The Petronas Twin TowersHere comes the interesting part: hard-coding is a terrible habit, right? And we don’t want our bad habits to show up in the code. This sign of bad taste should be reason enough to fix it, right? However, there is a more fundamental reason for getting rid of the constant: code duplication. The constant 2 * 5 = 10 occurs both in the test case and in the code. To remove the duplication, change someFunc(param) to return “param * 2” (later, the book also gets rid of the 2 by replacing it with a member variable). To sum up, instead of acting on “taste”, we use the well proven design principle of (avoiding) code duplication.

A fascinating insight from the book is that the design of the code, too, can grow naturally from code duplication. For example, let’s say we have a class that encapsulates some algorithm. When another class with similar behavior is required, the book suggests we can accept some code duplication (even extensive copy-paste) to pass the tests.

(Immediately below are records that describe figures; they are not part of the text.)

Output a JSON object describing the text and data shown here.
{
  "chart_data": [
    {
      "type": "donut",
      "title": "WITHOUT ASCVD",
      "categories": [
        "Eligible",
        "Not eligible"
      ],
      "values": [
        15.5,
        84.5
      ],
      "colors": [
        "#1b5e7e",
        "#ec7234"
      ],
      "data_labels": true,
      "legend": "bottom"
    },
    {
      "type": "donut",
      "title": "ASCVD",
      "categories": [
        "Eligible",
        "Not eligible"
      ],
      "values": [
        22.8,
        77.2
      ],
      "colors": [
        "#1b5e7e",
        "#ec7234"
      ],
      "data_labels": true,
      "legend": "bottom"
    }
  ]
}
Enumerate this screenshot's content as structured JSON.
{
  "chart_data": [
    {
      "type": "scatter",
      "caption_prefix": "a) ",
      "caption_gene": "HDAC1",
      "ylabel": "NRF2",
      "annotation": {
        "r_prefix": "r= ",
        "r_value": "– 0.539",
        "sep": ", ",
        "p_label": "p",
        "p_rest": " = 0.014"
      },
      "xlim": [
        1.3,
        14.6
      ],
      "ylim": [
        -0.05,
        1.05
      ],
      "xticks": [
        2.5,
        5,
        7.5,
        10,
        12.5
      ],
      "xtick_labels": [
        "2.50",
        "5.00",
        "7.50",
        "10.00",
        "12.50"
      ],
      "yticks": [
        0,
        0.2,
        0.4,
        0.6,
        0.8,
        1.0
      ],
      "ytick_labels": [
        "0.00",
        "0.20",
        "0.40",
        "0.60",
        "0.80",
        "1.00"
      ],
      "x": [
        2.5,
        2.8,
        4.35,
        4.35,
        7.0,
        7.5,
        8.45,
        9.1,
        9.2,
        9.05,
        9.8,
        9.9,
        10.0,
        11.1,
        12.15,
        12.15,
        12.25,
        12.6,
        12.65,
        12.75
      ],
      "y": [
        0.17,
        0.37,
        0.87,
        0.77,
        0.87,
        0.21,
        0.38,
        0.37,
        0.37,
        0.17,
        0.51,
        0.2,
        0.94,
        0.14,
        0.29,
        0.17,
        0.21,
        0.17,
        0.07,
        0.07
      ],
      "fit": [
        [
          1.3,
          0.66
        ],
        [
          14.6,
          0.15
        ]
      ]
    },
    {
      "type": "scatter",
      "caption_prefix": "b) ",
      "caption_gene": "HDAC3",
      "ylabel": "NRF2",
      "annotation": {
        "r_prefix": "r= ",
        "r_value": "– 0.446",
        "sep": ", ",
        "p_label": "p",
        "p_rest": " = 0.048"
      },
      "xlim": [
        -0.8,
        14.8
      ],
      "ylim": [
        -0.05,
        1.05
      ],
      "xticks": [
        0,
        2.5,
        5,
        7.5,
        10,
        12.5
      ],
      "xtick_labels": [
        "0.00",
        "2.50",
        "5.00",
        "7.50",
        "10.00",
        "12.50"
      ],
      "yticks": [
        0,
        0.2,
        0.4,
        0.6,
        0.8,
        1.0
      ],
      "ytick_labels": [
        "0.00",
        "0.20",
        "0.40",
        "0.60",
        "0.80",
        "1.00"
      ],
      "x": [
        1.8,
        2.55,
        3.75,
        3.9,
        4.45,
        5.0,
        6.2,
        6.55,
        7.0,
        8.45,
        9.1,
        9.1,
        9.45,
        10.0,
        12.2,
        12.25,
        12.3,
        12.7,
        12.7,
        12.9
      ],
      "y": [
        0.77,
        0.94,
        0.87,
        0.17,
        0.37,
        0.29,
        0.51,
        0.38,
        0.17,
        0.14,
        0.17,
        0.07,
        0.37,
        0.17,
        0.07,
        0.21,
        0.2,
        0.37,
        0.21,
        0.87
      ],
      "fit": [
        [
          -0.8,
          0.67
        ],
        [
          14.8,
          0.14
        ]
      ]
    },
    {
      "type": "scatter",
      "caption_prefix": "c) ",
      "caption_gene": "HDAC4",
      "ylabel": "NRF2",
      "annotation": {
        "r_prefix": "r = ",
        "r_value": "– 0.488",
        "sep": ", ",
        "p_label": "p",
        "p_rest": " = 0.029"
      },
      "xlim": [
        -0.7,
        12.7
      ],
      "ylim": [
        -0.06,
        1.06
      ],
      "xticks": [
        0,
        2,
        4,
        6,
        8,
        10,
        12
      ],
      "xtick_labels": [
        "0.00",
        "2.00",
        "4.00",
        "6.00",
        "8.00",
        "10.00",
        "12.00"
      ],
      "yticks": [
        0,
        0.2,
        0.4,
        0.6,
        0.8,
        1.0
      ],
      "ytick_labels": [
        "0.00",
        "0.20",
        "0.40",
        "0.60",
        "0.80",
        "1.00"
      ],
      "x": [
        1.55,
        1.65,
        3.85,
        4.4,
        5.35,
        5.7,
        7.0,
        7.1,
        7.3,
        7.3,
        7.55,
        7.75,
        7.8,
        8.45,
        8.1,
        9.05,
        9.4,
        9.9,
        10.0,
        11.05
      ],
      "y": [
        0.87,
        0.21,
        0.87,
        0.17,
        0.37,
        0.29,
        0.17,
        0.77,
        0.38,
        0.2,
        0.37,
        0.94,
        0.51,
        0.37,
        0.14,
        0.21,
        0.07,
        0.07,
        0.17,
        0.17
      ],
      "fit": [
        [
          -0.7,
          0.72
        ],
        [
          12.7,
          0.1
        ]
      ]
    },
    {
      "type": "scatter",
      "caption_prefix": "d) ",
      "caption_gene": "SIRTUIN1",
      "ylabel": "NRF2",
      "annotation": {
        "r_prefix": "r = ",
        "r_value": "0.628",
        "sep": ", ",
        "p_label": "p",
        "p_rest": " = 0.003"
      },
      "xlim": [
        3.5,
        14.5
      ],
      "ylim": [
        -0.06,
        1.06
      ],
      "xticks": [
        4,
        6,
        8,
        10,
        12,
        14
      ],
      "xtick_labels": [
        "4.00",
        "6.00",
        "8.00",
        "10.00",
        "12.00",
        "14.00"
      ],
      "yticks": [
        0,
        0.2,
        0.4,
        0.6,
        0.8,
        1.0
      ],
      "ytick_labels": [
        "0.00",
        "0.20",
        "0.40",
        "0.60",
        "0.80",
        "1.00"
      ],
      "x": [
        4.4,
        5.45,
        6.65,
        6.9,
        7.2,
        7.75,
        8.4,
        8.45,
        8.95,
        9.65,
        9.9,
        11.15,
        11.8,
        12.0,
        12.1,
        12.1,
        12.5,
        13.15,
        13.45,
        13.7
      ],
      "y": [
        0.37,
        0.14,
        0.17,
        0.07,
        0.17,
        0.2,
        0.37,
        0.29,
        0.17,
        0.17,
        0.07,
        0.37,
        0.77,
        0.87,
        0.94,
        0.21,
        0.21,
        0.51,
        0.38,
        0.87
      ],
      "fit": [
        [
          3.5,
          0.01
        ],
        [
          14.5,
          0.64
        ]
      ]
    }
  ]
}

After getting the tests to pass, we refactor. Lets say the difference between the two classes is the fact that they use different algorithms to carry out their work. Apart from that, they are identical. To avoid code duplication, we combine the two classes. Quite naturally, this results in us isolating the algorithms behind an interface. By following the path of least resistance for removing code duplication, we have implemented the strategy pattern. To summarize, this suggests that code duplication helps us drive the high-level design of our code. If true, it is kind of a comforting feeling that refactoring and code duplication naturally leads us to good design.

All and all, “Test-Driven Development by Example” is well-written, easy to read and quite a good book, albeit maybe more suitable for the aspiring test-driven designer than the seasoned on.

Zero Tolerance: Writing Good Software Is Tough

I want to work with clean and readable code, with decent test coverage. Thus, when I run across some small flaw in the code (e.g. code duplication in some test scripts), it should be fixed. But I admit, sometimes I just convince myself “hm, I’m so close to getting this feature up and running, let’s fix this code after that”. This almost always give me more agony later.

So when I had the opportunity to participate in a new project with no dependencies on legacy code, I thought I would try something new, just for fun. Let’s call it zero tolerance: “when finding flawed code, fix it now. Flawed code could be anything: smelly code , confusing script names, non-descriptive function names, bad file structure, incomprehensible test cases, you name it. Let nothing pass!

Trying it out, my first observation was that it was painful! You have this new, fully functional feature within reach and this crappy code that requires a one-day refactoring appears. It is tough on your mental health to just ignore the easy-to-reach reward and do the really boring stuff. Especially when your threshold to what needs to be fixed is so low (actually, it’s zero). Sometimes it will feel like all you do is fiddle with old code.

Stick or carrot

Stick or carrot?

The upside is that all the punishment will make you learn (stick-style rather than carrot). You know that if you don’t concentrate and do things properly the first time, you will suffer later. And like I said, the suffering will inevitably happen when you are just about to write those last lines to get your system ready for a test spin. I would say it motivates you to produce code of higher quality from the beginning.

When I first started doing the zero tolerance thing, I expected it to get easier over time. The funny thing is, the amount of code that needs to be fixed seems to be constant over time! How is that possible? Maybe I am just sloppy and introduce lots of bad code? (Probably, but the punishment makes me improve! :) Maybe it is just impossible to foresee all the problems that may appear? Maybe. But I also think something else is at play.

Large software projects often grind to a halt. The complexity of the software becomes overwhelming and new features are delivered more and more slowly. Why is that? With increasing amounts of code, there will be increased opportunities for sloppy code. It will pile up. Without proper care, the amount of code that needs to be fixed will grow over time (probably much faster than the code size grows, the broken windows theory doesn’t help either). So maybe being constant over time is really a great outcome.

Like I said, I was hoping that the work load from code fixing would actually decrease over time. Maybe software is just hard (in terms of essential complexity), and there’s not much we can do about it. We will have to do our best not to make things worse by introducing too much accidental complexity. I will keep doing the zero tolerance thing for a while. I’ll report back on my findings if something interesting happens.

If you decide to try the zero tolerance approach, be warned: you should probably do it on a new piece of code. If you choose a piece of code that was written with a normal level of acceptance for design flaws and technical debt, you will probably lose your mind before you get any new functionality in there!